In 1733 Boucher married Marie Jeanne Buzeau, who frequently modeled for his paintings. Two girls and a boy were born of the marriage. Juste, the son, died at a young age; both daughters, Elizabeth Victoire and Marie Emilie, married pupils of Boucher: the painters Jean Baptiste Deshays and Pierre Antoine Boudouin, both of whom predeceased their father-in-law.

Boucher was admitted as a full member to the French Academy in 1734 with the diploma piece Rinaldo and Armida. The painting already reflected the major sources of his style, namely, Peter Paul Rubens, Watteau, and Tiepolo and other Venetian decorative painters.

Madame de Pompadour

Boucher soon caught the attention of Madame de Pompadour, who virtually adopted him as her official painter. The artist became her friend and teacher, instructing her in drawing and etching and serving as artistic counselor for her art purchases. Boucher decorated her several residences, most notably the châteaux of Bellevue and Crécy. Thanks to the patronage of Madame de Pompadour and her brother, the Marquis de Marigny, Director of the King's Buildings, the painter soon enjoyed the favor of Louis XV. In 1755 Boucher became inspector of the Gobelins tapestry works and in the following year, succeeding Jean Baptiste Oudry, its director. It was at this time that he executed many tapestry designs and decorations for the Paris opera and public fetes; some of his tapestry cartoons for the Gobelins and Beauvais works are masterpieces in this medium.
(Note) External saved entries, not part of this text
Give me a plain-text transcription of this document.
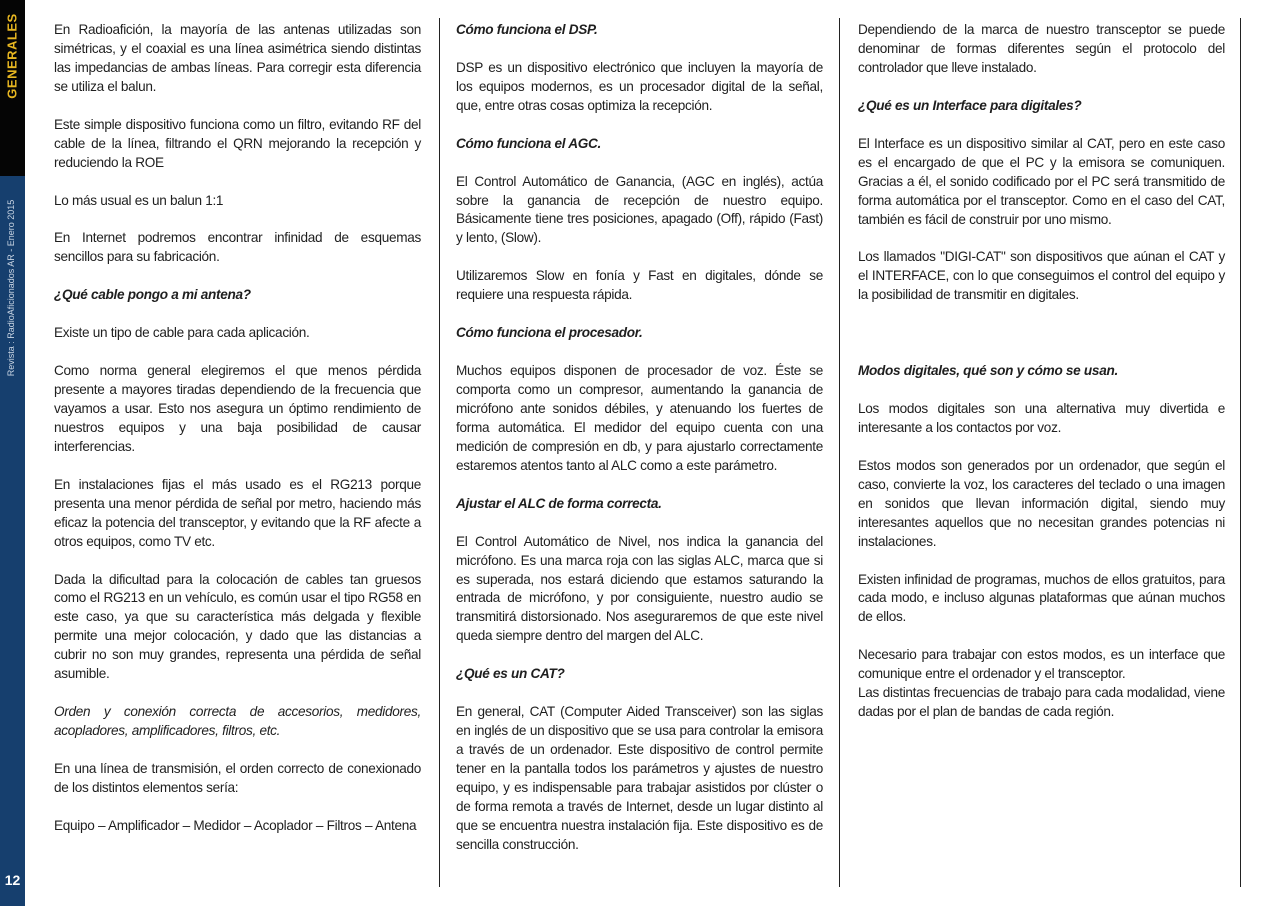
GENERALES
Revista : RadioAficionados AR - Enero 2015
12

En Radioafición, la mayoría de las antenas utilizadas son simétricas, y el coaxial es una línea asimétrica siendo distintas las impedancias de ambas líneas. Para corregir esta diferencia se utiliza el balun.

Este simple dispositivo funciona como un filtro, evitando RF del cable de la línea, filtrando el QRN mejorando la recepción y reduciendo la ROE

Lo más usual es un balun 1:1

En Internet podremos encontrar infinidad de esquemas sencillos para su fabricación.

¿Qué cable pongo a mi antena?

Existe un tipo de cable para cada aplicación.

Como norma general elegiremos el que menos pérdida presente a mayores tiradas dependiendo de la frecuencia que vayamos a usar. Esto nos asegura un óptimo rendimiento de nuestros equipos y una baja posibilidad de causar interferencias.

En instalaciones fijas el más usado es el RG213 porque presenta una menor pérdida de señal por metro, haciendo más eficaz la potencia del transceptor, y evitando que la RF afecte a otros equipos, como TV etc.

Dada la dificultad para la colocación de cables tan gruesos como el RG213 en un vehículo, es común usar el tipo RG58 en este caso, ya que su característica más delgada y flexible permite una mejor colocación, y dado que las distancias a cubrir no son muy grandes, representa una pérdida de señal asumible.

Orden y conexión correcta de accesorios, medidores, acopladores, amplificadores, filtros, etc.

En una línea de transmisión, el orden correcto de conexionado de los distintos elementos sería:

Equipo – Amplificador – Medidor – Acoplador – Filtros – Antena

Cómo funciona el DSP.

DSP es un dispositivo electrónico que incluyen la mayoría de los equipos modernos, es un procesador digital de la señal, que, entre otras cosas optimiza la recepción.

Cómo funciona el AGC.

El Control Automático de Ganancia, (AGC en inglés), actúa sobre la ganancia de recepción de nuestro equipo. Básicamente tiene tres posiciones, apagado (Off), rápido (Fast) y lento, (Slow).

Utilizaremos Slow en fonía y Fast en digitales, dónde se requiere una respuesta rápida.

Cómo funciona el procesador.

Muchos equipos disponen de procesador de voz. Éste se comporta como un compresor, aumentando la ganancia de micrófono ante sonidos débiles, y atenuando los fuertes de forma automática. El medidor del equipo cuenta con una medición de compresión en db, y para ajustarlo correctamente estaremos atentos tanto al ALC como a este parámetro.

Ajustar el ALC de forma correcta.

El Control Automático de Nivel, nos indica la ganancia del micrófono. Es una marca roja con las siglas ALC, marca que si es superada, nos estará diciendo que estamos saturando la entrada de micrófono, y por consiguiente, nuestro audio se transmitirá distorsionado. Nos aseguraremos de que este nivel queda siempre dentro del margen del ALC.

¿Qué es un CAT?

En general, CAT (Computer Aided Transceiver) son las siglas en inglés de un dispositivo que se usa para controlar la emisora a través de un ordenador. Este dispositivo de control permite tener en la pantalla todos los parámetros y ajustes de nuestro equipo, y es indispensable para trabajar asistidos por clúster o de forma remota a través de Internet, desde un lugar distinto al que se encuentra nuestra instalación fija. Este dispositivo es de sencilla construcción.

Dependiendo de la marca de nuestro transceptor se puede denominar de formas diferentes según el protocolo del controlador que lleve instalado.

¿Qué es un Interface para digitales?

El Interface es un dispositivo similar al CAT, pero en este caso es el encargado de que el PC y la emisora se comuniquen. Gracias a él, el sonido codificado por el PC será transmitido de forma automática por el transceptor. Como en el caso del CAT, también es fácil de construir por uno mismo.

Los llamados "DIGI-CAT" son dispositivos que aúnan el CAT y el INTERFACE, con lo que conseguimos el control del equipo y la posibilidad de transmitir en digitales.

Modos digitales, qué son y cómo se usan.

Los modos digitales son una alternativa muy divertida e interesante a los contactos por voz.

Estos modos son generados por un ordenador, que según el caso, convierte la voz, los caracteres del teclado o una imagen en sonidos que llevan información digital, siendo muy interesantes aquellos que no necesitan grandes potencias ni instalaciones.

Existen infinidad de programas, muchos de ellos gratuitos, para cada modo, e incluso algunas plataformas que aúnan muchos de ellos.

Necesario para trabajar con estos modos, es un interface que comunique entre el ordenador y el transceptor.

Las distintas frecuencias de trabajo para cada modalidad, viene dadas por el plan de bandas de cada región.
Upon the death of Carle Vanloo in 1765, Boucher, once more through the efforts of Madame de Pompadour, was appointed First Painter to the King, and that year he also became director of the French Academy. He died on May 30, 1770, in Paris.

Boucher was an extremely prolific artist and seems to have been able to turn out his pink and blue "confections" with unparalleled ease. He executed more than 1,000 paintings, at least 200 engravings, and well over 10,000 drawings in various media. Although extremely prolific, he never bored by endless repetition, so extraordinarily inventive was he in his landscapes, portraits, genre themes, and mythological and religious scenes. Boucher lived long enough to see his artistic popularity wane, for after 1760 his work was attacked by the famed Encyclopedist and art critic Denis Diderot, an early exponent of a return to the antique.

Further Reading

  • There are no recent studies in English of Boucher's work. Worthy of consideration, however, are Lady Emilia Francis Dilke, French Painters of the XVIIIth Century (1899), and Catherine M. Bearne, A Court Painter and His Circle: François Boucher (1703-1770) (1914). Of particular interest is Edmond and Jules de Goncourt, French Eighteenth Century Painters (3 vols., 1880-1882; abr. trans. 1948), since it was this work that rehabilitated Boucher's reputation and significance in the evolution of rococo art. R.H. Wilenski, French Painting (1931; rev. ed. 1949), contains a chapter on Boucher and a list of his characteristic pictures. See also S. Rocheblave, French Painting in the XVIIIth Century (1937; trans. 1937 ); Arno Schönberger and Halldor Soehner, The Rococo Age: Art and Civilization of the 18th Century (1959; trans. 1960); lan McInnes, Painter, King and Pompadour: François Boucher at the Court of Louis XV (1965); and Michael Levey, Rococo to Revolution: Major Trends in Eighteenth-Century Painting (1966).
  • Ananoff, Alexandre, François Boucher, Lausanne: La Bibliotheque des arts, 1976.
  • Brunel, Georges., Boucher, New York, N.Y.: Vendome Press, 1986.